At what you might call the altar end of the gallery, a trinity of videos reveals the climax of the Kavanagh/ O’Keeffe relationship. The left monitor displays a bronze bust of Georgia O’Keeffe, shot in profile, with Kavanagh’s hands lovingly attending to its hygienic needs, even cleaning Georgia’s ears (we’re on a first-name basis now) with meticulous care. On the right monitor, Kavanagh’s face comes into frame to give the bust of Georgia a quick, almost exploratory, kiss, followed by longer, more intense, yet strangely dispassionate ones. Surprisingly funny, the kisses reshape the rest of the exhibition, bringing its absurd elements, irony and critical edge into focus.
Kavanagh’s voice emanates from the central monitor, where the artist whispers into Georgia’s ear, “I’d like to talk to you about moving images.” The ensuing conversation explores the central issue of the exhibition: the construction of O’Keeffe’s image, both by the artist herself in documentaries made during her life, and now as controlled by the Georgia O’Keeffe Foundation. The discussion, albeit one-sided, is very intimate, like serious girl talk: what O’Keeffe was wearing, how it came across, how particular images were framed, and finally whether Michelle Pfeiffer would be a good casting choice in a new movie. Yet Kavanagh herself is clearly vying for the role. The videos exploit visual similarities between the artists: both women have an austere, serious demeanour, the similarity heightened by hair pulled tight to the nape of the neck, aquiline noses, and striking profiles.
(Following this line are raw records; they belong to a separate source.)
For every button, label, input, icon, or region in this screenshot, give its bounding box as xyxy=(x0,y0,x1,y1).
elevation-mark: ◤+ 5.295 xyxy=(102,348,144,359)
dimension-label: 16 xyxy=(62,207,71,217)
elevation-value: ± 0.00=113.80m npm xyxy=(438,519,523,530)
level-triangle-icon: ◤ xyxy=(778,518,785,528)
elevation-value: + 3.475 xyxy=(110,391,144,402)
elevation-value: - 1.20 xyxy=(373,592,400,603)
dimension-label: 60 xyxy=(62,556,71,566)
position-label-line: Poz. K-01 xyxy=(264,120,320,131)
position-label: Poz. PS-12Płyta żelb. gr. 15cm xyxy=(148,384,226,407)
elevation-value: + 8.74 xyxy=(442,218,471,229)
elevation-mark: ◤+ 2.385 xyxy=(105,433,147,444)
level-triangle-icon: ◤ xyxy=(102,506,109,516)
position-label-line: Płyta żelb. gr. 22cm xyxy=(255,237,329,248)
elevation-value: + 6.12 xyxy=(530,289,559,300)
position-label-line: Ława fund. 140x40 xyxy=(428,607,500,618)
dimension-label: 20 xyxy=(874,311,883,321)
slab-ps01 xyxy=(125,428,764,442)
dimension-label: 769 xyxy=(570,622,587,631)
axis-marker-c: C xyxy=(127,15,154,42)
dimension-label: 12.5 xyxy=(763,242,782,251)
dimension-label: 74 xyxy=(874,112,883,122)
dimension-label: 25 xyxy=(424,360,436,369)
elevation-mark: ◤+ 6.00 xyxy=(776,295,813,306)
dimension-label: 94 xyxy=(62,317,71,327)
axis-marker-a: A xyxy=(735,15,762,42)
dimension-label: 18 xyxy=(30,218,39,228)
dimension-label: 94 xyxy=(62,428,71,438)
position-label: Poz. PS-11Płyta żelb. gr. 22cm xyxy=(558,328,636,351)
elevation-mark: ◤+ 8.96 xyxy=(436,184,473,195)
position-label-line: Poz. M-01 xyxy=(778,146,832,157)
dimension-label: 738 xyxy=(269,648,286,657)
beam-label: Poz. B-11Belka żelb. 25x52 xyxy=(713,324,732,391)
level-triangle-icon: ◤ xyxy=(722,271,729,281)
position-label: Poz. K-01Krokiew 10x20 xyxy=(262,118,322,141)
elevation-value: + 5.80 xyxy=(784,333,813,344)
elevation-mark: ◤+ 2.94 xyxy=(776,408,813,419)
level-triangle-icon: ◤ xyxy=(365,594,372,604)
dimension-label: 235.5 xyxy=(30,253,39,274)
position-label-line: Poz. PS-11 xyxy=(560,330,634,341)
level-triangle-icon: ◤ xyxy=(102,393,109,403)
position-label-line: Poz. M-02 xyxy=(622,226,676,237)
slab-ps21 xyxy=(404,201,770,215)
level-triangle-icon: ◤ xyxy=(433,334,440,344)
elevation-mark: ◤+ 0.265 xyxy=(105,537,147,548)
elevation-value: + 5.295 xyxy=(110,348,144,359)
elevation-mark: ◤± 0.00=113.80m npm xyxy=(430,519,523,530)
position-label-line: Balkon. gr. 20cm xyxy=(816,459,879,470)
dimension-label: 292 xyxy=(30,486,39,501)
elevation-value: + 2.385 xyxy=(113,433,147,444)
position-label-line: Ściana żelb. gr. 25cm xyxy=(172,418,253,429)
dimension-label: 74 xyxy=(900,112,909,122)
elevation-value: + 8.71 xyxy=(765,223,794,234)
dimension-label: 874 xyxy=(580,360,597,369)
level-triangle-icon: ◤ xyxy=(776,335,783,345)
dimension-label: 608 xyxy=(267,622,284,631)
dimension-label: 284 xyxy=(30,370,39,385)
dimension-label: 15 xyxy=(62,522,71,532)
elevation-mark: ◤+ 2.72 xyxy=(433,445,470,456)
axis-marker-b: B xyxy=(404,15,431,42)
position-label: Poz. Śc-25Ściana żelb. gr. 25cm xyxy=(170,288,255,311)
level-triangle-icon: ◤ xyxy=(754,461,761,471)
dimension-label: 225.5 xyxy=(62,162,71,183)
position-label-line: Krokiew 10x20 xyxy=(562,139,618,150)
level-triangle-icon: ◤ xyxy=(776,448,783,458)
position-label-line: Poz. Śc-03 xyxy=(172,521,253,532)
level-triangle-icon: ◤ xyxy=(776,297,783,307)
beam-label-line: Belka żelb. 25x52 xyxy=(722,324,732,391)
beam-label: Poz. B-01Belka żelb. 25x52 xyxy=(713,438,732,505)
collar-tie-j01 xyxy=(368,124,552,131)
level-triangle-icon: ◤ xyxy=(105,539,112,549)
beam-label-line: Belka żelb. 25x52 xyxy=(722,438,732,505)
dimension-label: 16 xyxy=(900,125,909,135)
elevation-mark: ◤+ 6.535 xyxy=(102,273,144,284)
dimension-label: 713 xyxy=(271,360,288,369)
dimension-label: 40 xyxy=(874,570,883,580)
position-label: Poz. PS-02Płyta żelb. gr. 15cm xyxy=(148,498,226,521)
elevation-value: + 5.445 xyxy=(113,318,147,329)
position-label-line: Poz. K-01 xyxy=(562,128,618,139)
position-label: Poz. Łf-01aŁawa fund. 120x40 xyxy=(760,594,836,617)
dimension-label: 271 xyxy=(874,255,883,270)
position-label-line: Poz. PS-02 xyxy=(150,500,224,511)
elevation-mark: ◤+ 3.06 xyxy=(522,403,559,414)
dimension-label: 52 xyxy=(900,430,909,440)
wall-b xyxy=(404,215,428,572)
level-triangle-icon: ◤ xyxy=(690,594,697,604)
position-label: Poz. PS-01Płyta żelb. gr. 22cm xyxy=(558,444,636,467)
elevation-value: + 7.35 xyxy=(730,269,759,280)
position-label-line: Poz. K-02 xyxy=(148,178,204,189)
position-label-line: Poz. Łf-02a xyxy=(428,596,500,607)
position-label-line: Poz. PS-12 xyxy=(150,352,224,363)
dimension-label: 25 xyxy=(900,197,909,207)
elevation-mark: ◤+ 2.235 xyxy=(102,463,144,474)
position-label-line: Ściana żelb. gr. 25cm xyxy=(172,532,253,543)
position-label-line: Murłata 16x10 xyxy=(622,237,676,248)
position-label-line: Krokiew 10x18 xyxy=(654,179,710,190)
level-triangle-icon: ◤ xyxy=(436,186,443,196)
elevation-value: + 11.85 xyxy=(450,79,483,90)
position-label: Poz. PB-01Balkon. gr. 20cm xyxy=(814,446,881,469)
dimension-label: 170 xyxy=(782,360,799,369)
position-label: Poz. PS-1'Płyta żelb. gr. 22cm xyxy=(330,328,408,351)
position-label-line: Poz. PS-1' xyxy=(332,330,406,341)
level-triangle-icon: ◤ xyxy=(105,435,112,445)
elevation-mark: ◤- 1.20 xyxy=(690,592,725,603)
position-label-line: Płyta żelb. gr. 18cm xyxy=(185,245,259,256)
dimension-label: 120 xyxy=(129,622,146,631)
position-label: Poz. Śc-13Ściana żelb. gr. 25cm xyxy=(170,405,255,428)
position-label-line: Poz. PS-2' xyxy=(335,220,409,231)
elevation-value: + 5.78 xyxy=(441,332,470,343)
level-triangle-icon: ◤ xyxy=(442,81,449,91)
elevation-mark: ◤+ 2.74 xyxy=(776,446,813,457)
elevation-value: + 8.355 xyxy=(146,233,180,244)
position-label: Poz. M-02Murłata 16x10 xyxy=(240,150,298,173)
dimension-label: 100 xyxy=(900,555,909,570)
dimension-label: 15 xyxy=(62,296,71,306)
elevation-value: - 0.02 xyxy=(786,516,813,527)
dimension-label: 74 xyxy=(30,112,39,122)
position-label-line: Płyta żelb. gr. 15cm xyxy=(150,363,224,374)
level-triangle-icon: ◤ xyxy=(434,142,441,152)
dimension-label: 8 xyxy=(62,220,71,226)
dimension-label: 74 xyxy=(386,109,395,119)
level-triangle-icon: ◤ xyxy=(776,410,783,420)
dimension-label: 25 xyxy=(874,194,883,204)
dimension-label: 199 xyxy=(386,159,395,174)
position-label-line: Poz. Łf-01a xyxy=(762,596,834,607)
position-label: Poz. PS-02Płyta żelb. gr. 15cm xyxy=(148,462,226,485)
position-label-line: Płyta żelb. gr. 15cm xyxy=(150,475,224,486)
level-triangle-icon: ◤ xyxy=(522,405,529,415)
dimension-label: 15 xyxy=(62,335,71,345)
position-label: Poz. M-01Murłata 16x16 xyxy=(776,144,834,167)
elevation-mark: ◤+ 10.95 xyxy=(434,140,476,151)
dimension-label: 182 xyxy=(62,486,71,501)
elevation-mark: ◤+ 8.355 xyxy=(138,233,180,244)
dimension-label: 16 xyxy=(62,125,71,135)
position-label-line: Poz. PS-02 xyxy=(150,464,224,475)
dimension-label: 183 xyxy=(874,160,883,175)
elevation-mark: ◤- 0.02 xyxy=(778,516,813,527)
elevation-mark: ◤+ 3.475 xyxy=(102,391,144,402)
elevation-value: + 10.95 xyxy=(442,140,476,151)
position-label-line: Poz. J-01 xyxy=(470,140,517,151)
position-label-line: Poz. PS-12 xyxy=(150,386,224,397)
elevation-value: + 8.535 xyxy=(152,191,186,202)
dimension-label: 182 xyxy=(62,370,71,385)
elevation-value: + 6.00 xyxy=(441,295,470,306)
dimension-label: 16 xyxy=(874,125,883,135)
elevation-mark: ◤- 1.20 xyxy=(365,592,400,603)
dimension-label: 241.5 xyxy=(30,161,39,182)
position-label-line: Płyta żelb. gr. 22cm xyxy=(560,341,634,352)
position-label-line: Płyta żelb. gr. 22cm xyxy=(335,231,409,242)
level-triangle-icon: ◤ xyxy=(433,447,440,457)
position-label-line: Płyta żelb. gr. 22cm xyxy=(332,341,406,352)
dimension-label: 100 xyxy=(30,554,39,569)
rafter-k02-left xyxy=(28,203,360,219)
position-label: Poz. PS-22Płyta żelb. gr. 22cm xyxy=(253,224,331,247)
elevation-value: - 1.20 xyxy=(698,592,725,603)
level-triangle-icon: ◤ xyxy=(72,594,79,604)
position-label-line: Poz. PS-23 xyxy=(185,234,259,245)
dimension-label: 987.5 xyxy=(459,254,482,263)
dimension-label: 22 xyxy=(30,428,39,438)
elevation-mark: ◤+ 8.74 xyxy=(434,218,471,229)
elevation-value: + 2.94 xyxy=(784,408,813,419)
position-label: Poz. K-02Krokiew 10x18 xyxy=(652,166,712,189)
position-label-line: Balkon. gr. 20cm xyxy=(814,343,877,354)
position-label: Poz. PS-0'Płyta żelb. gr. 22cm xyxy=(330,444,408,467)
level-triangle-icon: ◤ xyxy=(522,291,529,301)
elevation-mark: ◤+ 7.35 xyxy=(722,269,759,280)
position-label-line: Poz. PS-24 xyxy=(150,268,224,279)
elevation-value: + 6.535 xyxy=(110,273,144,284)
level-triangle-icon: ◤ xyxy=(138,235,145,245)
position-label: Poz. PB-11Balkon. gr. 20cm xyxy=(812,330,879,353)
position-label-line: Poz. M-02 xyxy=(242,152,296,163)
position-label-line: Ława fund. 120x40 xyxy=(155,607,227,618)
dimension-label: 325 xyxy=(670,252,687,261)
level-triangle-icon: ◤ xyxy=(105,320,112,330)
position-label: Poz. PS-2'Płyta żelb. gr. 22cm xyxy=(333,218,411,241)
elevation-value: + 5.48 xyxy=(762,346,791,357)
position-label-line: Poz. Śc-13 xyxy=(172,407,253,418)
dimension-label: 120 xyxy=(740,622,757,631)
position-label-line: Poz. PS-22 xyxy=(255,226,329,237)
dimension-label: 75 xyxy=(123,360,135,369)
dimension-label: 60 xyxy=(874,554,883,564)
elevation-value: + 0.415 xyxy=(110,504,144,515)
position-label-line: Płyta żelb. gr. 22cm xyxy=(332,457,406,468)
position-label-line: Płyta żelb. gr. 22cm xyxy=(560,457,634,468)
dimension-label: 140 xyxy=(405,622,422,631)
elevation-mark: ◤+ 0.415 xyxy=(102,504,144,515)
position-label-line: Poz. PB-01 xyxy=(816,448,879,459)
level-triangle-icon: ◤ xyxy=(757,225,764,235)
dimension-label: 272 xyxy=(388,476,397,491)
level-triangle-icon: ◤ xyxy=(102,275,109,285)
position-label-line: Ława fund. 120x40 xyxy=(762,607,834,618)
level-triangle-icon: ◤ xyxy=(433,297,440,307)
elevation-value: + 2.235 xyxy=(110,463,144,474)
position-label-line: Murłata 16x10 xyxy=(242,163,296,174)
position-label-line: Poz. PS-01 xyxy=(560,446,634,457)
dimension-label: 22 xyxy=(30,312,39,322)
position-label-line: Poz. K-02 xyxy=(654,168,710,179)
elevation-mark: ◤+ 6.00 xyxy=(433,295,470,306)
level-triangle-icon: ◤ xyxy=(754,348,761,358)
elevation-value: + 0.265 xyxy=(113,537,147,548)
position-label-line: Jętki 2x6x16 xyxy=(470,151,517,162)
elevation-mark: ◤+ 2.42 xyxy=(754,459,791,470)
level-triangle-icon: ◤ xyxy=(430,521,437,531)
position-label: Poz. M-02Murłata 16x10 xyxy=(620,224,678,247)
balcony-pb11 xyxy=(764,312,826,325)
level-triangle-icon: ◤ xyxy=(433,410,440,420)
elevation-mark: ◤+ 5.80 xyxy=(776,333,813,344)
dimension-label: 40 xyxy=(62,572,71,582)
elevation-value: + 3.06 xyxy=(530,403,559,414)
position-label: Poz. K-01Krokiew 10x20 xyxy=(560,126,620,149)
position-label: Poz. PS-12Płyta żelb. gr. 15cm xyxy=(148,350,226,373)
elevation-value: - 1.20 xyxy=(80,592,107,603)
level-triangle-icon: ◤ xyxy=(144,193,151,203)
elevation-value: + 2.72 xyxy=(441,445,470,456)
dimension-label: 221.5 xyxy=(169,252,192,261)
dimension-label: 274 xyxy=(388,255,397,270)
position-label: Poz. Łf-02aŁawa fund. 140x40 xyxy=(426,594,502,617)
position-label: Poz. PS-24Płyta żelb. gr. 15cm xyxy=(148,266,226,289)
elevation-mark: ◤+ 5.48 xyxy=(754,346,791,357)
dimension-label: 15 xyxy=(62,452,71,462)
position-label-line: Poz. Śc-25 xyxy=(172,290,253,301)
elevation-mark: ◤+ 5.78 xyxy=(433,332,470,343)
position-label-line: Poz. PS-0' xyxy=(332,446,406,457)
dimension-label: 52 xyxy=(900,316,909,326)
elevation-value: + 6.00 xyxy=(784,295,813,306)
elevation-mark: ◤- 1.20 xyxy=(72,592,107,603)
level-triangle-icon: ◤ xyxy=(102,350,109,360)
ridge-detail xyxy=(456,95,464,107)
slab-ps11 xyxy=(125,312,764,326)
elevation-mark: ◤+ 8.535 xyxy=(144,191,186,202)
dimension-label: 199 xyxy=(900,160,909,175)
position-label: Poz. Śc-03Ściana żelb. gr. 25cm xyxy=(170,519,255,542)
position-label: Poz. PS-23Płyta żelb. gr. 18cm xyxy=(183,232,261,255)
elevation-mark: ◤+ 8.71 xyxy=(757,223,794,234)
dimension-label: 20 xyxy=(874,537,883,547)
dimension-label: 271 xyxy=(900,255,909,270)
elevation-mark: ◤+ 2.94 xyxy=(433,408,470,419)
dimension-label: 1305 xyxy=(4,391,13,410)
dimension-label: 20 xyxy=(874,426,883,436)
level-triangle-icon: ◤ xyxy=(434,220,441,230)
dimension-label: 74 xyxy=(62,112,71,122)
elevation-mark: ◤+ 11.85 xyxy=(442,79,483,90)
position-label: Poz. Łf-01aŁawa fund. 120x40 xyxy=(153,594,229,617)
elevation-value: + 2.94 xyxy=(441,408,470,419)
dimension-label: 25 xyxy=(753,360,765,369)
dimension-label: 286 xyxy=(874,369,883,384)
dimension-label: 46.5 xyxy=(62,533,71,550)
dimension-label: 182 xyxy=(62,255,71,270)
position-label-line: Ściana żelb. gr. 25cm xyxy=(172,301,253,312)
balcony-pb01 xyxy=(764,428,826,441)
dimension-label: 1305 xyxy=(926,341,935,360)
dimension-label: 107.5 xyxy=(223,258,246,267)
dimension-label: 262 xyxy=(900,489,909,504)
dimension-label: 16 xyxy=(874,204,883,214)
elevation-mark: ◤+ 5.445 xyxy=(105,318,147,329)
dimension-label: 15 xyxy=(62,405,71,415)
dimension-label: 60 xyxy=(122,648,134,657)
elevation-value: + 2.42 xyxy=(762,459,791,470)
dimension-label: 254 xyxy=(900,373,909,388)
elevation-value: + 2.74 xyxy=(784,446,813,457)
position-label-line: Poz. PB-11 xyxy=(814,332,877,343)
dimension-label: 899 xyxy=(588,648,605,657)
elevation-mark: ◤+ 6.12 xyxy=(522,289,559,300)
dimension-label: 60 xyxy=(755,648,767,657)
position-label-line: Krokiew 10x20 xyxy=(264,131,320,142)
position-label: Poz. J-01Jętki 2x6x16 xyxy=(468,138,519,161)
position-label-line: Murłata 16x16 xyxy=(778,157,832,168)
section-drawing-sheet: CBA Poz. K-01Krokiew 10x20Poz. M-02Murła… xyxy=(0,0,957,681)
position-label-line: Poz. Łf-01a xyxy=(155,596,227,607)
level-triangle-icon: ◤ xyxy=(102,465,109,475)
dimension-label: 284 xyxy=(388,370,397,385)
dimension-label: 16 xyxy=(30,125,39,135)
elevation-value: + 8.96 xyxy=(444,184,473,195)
Kavanagh may be worshipping at the altar of Georgia but, like any good acolyte, she seems poised to step into the icon’s role.
As the viewer leaves the exhibition, the bronze bust of O’Keeffe watches over the proceedings like a secular Last Judgement transposed from a mediaeval church. I think Georgia would approve. ■
Mary Kavanagh’s Seeking Georgia exhibited at the Southern Alberta Art Gallery in Lethbridge, Alberta, from January 22 to March 5, 2006.
Anne Dymond teaches art history and museum studies at the University of Lethbridge.